Writing Like Nostradamus
Nostradamus wrote a lot more than his well-known Prophecies and Almanacs. He cast many individual horoscopes and made many individual prophecies to private (usually noble or royal) persons. In the course of my research for The Second Duchess I found a prophecy Nostradamus made privately to Alfonso II d’Este, the Duke of Ferrara, although I won’t go into detail about it here because who knows? Perhaps one day it will play a part in another Ferrara story.
However, this seed of information is presently flowering into a lovely plotline in the new book I’m working on. What if, what if. What if Nostradamus had written a series of prophetic quatrains for Mary of Guise, the dowager Queen and Regent of Scotland, mother of Mary Stuart, Queen of Scots? Mary of Guise visited France in 1550-1551 and might, just might have met Nostradamus, whose first published Almanac was for the year 1550.

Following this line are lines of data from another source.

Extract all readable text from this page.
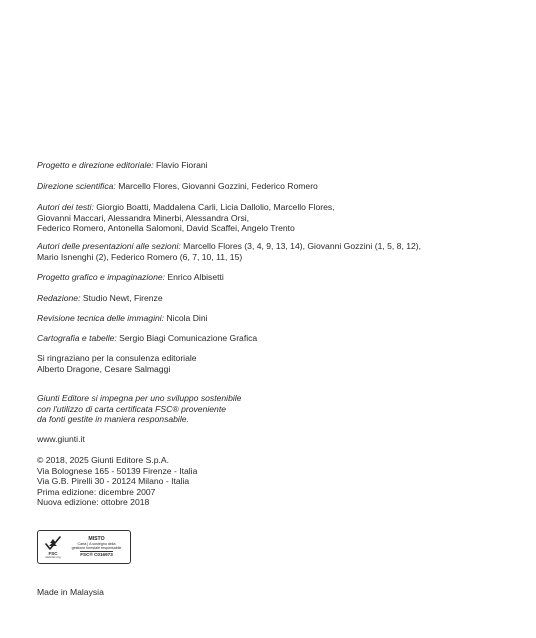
Progetto e direzione editoriale: Flavio Fiorani
Direzione scientifica: Marcello Flores, Giovanni Gozzini, Federico Romero
Autori dei testi: Giorgio Boatti, Maddalena Carli, Licia Dallolio, Marcello Flores,
Giovanni Maccari, Alessandra Minerbi, Alessandra Orsi,
Federico Romero, Antonella Salomoni, David Scaffei, Angelo Trento
Autori delle presentazioni alle sezioni: Marcello Flores (3, 4, 9, 13, 14), Giovanni Gozzini (1, 5, 8, 12),
Mario Isnenghi (2), Federico Romero (6, 7, 10, 11, 15)
Progetto grafico e impaginazione: Enrico Albisetti
Redazione: Studio Newt, Firenze
Revisione tecnica delle immagini: Nicola Dini
Cartografia e tabelle: Sergio Biagi Comunicazione Grafica
Si ringraziano per la consulenza editoriale
Alberto Dragone, Cesare Salmaggi
Giunti Editore si impegna per uno sviluppo sostenibile
con l'utilizzo di carta certificata FSC® proveniente
da fonti gestite in maniera responsabile.
www.giunti.it
© 2018, 2025 Giunti Editore S.p.A.
Via Bolognese 165 - 50139 Firenze - Italia
Via G.B. Pirelli 30 - 20124 Milano - Italia
Prima edizione: dicembre 2007
Nuova edizione: ottobre 2018
FSC
www.fsc.org
MISTO
Carta | A sostegno della
gestione forestale responsabile
FSC® C016973
Made in Malaysia
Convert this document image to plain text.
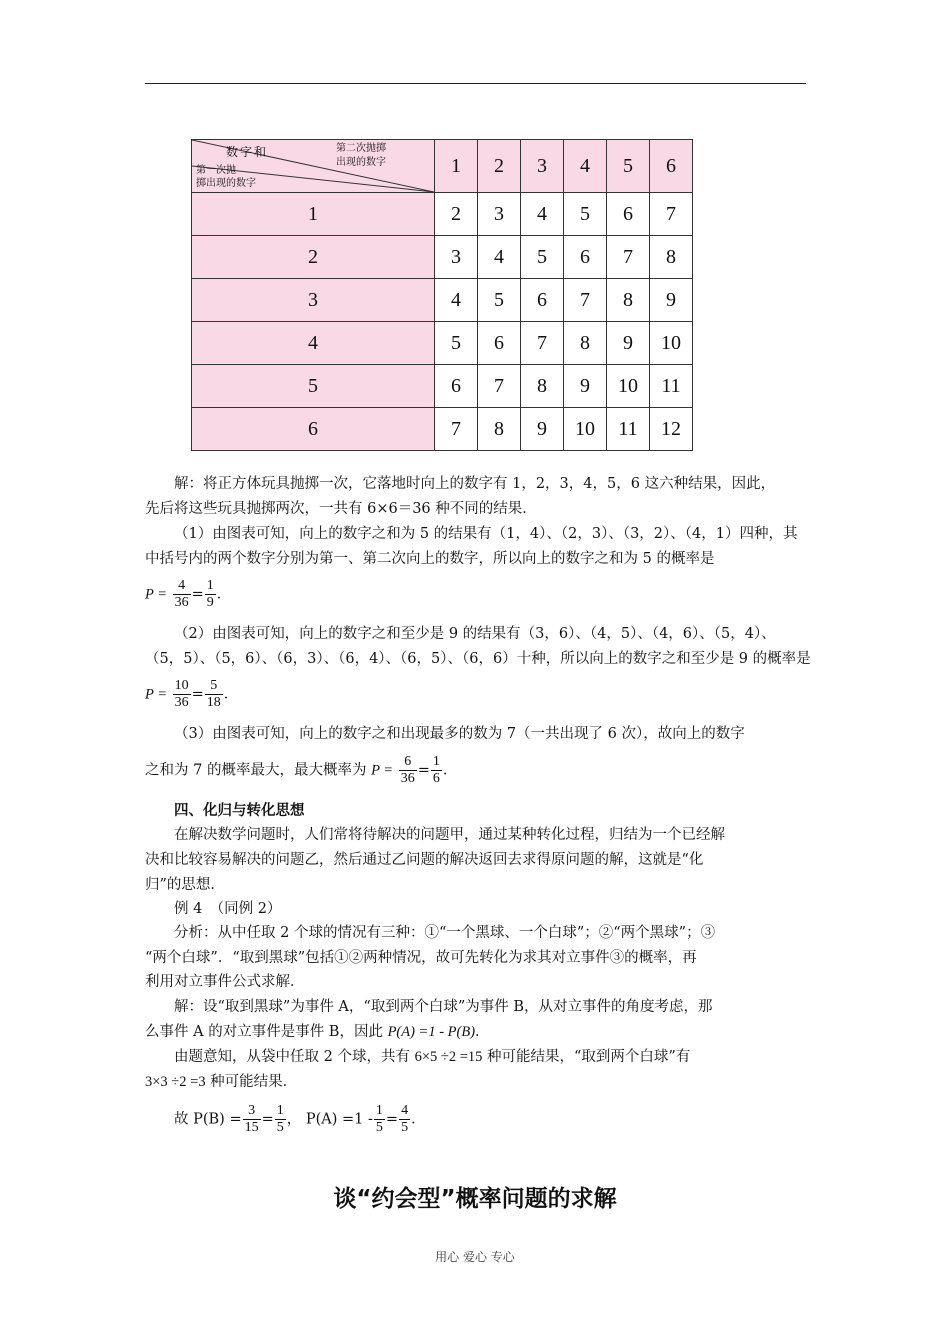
数字和 第二次抛掷
出现的数字
第一次抛
掷出现的数字	1	2	3	4	5	6
1	2	3	4	5	6	7
2	3	4	5	6	7	8
3	4	5	6	7	8	9
4	5	6	7	8	9	10
5	6	7	8	9	10	11
6	7	8	9	10	11	12
解：将正方体玩具抛掷一次，它落地时向上的数字有 1，2，3，4，5，6 这六种结果，因此，
先后将这些玩具抛掷两次，一共有 6×6＝36 种不同的结果．
（1）由图表可知，向上的数字之和为 5 的结果有（1，4）、（2，3）、（3，2）、（4，1）四种，其
中括号内的两个数字分别为第一、第二次向上的数字，所以向上的数字之和为 5 的概率是
$P = \frac{4}{36} = \frac{1}{9}$ ．
（2）由图表可知，向上的数字之和至少是 9 的结果有（3，6）、（4，5）、（4，6）、（5，4）、
（5，5）、（5，6）、（6，3）、（6，4）、（6，5）、（6，6）十种，所以向上的数字之和至少是 9 的概率是
$P = \frac{10}{36} = \frac{5}{18}$ ．
（3）由图表可知，向上的数字之和出现最多的数为 7（一共出现了 6 次），故向上的数字
之和为 7 的概率最大，最大概率为 $P = \frac{6}{36} = \frac{1}{6}$ ．
四、化归与转化思想
在解决数学问题时，人们常将待解决的问题甲，通过某种转化过程，归结为一个已经解
决和比较容易解决的问题乙，然后通过乙问题的解决返回去求得原问题的解，这就是“化
归”的思想．
例 4　（同例 2）
分析：从中任取 2 个球的情况有三种：①“一个黑球、一个白球”；②“两个黑球”；③
“两个白球”．“取到黑球”包括①②两种情况，故可先转化为求其对立事件③的概率，再
利用对立事件公式求解．
解：设“取到黑球”为事件 A，“取到两个白球”为事件 B，从对立事件的角度考虑，那
么事件 A 的对立事件是事件 B，因此 P(A) =1 - P(B)．
由题意知，从袋中任取 2 个球，共有 6×5 ÷2 =15 种可能结果，“取到两个白球”有
3×3 ÷2 =3 种可能结果．
故 $P(B) = \frac{3}{15} = \frac{1}{5}$ ， $P(A) =1 - \frac{1}{5} = \frac{4}{5}$ ．
谈“约会型”概率问题的求解
用心 爱心 专心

What if the secret quatrains revealed the future of Scotland, vis-a-vis England and France? Imagine what, say, Elizabeth Tudor in England and Catherine de’ Medicis in France would have given to lay their hands on those prophecies.

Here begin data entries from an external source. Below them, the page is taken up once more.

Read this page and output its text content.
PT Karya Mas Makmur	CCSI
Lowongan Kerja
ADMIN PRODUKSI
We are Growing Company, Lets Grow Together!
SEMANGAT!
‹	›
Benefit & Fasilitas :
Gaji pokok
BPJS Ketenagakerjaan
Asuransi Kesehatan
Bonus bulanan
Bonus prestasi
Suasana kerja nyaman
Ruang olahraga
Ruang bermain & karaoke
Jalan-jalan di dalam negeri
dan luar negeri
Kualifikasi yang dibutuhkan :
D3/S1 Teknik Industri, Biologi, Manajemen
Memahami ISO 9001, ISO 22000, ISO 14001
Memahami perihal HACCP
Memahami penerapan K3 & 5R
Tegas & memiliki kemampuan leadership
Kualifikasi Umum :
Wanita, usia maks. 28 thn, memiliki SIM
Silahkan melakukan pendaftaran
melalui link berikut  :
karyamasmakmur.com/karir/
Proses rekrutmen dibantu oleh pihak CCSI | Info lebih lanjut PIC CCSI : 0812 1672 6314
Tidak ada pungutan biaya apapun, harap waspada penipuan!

What if Mary of Guise kept them in a silver casket? What if it was the same casket that eventually held the Casket Letters? What happened to the casket in between?
The thing is, to make this work I have to write the prophecies myself. So I have to write like Nostradamus. Now that is historical fiction with sprinkles.
April 24th, 2009 at 11:01 am
Oooooh. Do it. It sounds awesome.
April 25th, 2009 at 5:22 am
Those quatrains are hard to write. They sound real and eerie but when you start taking them apart they don’t really say anything. Being a prophet isn’t easy! Heh.